Sure enough, there was. He handed 'em to me easy; oh, nice and easy! He didn't want much for a starter—just a trifle put within easy reach before the knot was tied, a mere matter of ten million francs.
"No Jims nor Joes?" says I.
"The Baron is accustomed to reckoning in francs," says Pinckney. "He means two million dollars."
"Two million cases?" says I, catchin' my breath. Well, say! I had to take another look at him. If I could think as well of myself as that I wouldn't ask no better.
"Patchouli," says I, "you're too modest. You shouldn't put yourself on the bargain counter like that."
The Baron looks like I'd said somethin' to him in Chinese.

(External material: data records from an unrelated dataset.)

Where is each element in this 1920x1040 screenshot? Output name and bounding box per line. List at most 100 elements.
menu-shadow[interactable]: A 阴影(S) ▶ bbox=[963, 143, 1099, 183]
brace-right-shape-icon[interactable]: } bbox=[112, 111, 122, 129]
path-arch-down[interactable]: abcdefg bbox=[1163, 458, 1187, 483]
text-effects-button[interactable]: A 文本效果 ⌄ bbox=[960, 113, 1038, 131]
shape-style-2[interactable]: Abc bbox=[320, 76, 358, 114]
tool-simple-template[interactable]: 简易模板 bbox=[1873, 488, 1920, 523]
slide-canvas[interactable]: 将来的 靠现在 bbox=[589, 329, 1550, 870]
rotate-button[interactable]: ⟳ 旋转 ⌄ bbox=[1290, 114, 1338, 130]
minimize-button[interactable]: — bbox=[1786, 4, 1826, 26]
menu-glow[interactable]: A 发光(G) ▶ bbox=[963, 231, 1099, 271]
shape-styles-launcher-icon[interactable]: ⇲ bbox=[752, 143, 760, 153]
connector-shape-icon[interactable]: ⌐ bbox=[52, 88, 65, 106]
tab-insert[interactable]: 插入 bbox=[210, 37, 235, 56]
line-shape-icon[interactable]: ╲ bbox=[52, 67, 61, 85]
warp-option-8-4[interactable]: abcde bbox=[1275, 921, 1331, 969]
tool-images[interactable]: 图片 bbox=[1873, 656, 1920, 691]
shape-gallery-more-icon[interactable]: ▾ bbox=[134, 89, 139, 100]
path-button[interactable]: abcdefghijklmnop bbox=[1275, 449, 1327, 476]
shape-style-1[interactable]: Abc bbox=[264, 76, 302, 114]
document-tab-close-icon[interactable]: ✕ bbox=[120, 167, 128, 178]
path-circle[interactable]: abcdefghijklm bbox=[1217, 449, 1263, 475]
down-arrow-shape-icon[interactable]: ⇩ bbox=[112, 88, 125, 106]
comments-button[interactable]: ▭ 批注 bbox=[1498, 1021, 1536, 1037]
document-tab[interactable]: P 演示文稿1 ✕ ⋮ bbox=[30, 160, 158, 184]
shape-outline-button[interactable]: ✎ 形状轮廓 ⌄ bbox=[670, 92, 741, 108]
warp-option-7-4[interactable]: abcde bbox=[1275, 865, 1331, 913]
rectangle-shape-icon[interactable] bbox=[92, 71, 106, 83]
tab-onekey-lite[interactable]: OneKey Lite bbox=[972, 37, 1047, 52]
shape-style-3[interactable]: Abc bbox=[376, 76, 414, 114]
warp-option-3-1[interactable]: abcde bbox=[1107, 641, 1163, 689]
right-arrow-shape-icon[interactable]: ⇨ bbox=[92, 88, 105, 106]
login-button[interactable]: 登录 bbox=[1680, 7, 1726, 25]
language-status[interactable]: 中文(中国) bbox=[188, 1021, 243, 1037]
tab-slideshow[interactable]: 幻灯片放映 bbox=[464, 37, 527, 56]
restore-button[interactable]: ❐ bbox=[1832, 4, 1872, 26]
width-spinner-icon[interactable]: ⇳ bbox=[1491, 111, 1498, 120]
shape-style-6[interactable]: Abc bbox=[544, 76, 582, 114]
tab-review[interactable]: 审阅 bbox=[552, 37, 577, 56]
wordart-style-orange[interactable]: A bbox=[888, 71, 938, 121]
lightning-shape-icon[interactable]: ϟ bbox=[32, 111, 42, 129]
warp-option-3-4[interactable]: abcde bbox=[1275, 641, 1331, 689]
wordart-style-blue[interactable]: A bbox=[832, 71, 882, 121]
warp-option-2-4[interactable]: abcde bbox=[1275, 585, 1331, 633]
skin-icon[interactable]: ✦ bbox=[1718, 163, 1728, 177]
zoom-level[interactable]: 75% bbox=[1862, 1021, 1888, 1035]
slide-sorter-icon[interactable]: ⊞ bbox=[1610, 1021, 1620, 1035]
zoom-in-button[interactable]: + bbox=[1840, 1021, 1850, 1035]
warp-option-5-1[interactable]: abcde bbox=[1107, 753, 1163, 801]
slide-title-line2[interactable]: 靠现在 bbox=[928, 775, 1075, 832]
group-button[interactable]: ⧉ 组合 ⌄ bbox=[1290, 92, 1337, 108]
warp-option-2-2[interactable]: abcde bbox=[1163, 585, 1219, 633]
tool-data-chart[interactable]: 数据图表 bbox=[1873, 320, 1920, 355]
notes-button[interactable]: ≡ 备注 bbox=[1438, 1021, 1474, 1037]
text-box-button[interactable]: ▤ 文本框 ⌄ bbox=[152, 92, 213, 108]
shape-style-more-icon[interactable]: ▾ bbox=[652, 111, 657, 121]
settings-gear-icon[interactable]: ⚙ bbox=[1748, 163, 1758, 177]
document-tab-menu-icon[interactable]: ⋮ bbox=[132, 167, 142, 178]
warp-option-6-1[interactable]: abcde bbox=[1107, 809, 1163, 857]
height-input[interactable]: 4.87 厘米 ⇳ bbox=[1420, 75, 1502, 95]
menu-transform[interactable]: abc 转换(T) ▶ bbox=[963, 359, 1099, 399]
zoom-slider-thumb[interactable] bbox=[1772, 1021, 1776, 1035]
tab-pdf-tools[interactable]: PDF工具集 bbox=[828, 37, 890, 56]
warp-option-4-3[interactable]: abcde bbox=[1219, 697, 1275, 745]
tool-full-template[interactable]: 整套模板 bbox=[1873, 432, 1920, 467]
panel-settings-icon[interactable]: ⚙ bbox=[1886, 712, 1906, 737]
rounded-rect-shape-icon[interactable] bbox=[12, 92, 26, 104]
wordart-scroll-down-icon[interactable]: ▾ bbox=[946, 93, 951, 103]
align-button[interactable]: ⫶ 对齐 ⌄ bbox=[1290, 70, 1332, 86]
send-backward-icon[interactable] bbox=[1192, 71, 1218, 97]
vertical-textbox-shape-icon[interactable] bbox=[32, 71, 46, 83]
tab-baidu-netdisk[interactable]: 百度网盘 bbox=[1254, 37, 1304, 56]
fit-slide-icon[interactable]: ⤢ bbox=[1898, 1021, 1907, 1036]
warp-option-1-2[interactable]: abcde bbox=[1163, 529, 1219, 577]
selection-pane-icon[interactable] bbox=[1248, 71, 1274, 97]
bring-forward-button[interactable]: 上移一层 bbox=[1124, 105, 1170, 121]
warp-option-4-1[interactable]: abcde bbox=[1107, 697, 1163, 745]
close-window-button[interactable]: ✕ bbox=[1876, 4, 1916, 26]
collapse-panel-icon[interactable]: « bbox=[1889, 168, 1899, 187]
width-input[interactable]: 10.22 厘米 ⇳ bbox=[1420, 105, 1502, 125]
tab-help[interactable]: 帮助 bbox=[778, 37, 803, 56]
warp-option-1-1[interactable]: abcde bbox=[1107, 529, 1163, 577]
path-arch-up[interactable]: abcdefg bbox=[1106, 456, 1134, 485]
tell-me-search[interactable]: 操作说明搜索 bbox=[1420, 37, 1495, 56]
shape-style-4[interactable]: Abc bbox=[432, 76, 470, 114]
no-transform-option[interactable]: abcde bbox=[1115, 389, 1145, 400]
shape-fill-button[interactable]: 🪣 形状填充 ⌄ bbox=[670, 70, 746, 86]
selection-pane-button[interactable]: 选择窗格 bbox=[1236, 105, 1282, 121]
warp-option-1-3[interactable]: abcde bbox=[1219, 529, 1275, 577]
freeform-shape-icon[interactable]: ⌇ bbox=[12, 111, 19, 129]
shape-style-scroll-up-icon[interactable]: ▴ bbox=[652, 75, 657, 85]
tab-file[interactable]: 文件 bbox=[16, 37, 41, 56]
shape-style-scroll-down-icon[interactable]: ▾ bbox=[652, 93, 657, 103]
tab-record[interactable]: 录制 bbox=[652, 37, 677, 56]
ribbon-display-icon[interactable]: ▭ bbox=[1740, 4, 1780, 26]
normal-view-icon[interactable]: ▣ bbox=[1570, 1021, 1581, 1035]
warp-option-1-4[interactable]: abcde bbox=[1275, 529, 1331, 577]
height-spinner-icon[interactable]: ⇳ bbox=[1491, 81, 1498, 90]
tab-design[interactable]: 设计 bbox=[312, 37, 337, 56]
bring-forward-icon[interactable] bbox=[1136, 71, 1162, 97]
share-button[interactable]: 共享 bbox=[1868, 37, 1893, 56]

"The professor thinks that demand is quite reasonable, considering all things," says Pinckney.
And that went with the Baron. Then he has to shake hands all round, same's if we'd signed terms for a championship go, and him and Pinckney gets under way for some private high-ball factory over on the avenue. I wa'n't sorry to lose 'em. Somehow I wanted to get my mind on something else.
Well, I put in a busy mornin', tryin' to teach blocks and jabs to a couple of youngsters that thinks boxin' is a kind of wrist exercise, like piano-playin', and I'd got a pound or so off a nice plump old Bishop, who comes here for hand-ball and stunts like that. I was still feelin' a bit ugly and wishin' there was somethin' sizable around to take it out on, when in comes Curly Locks and Pinckney again.
"Has he made up his mind that he wants my wad, too?" says I to Pinckney.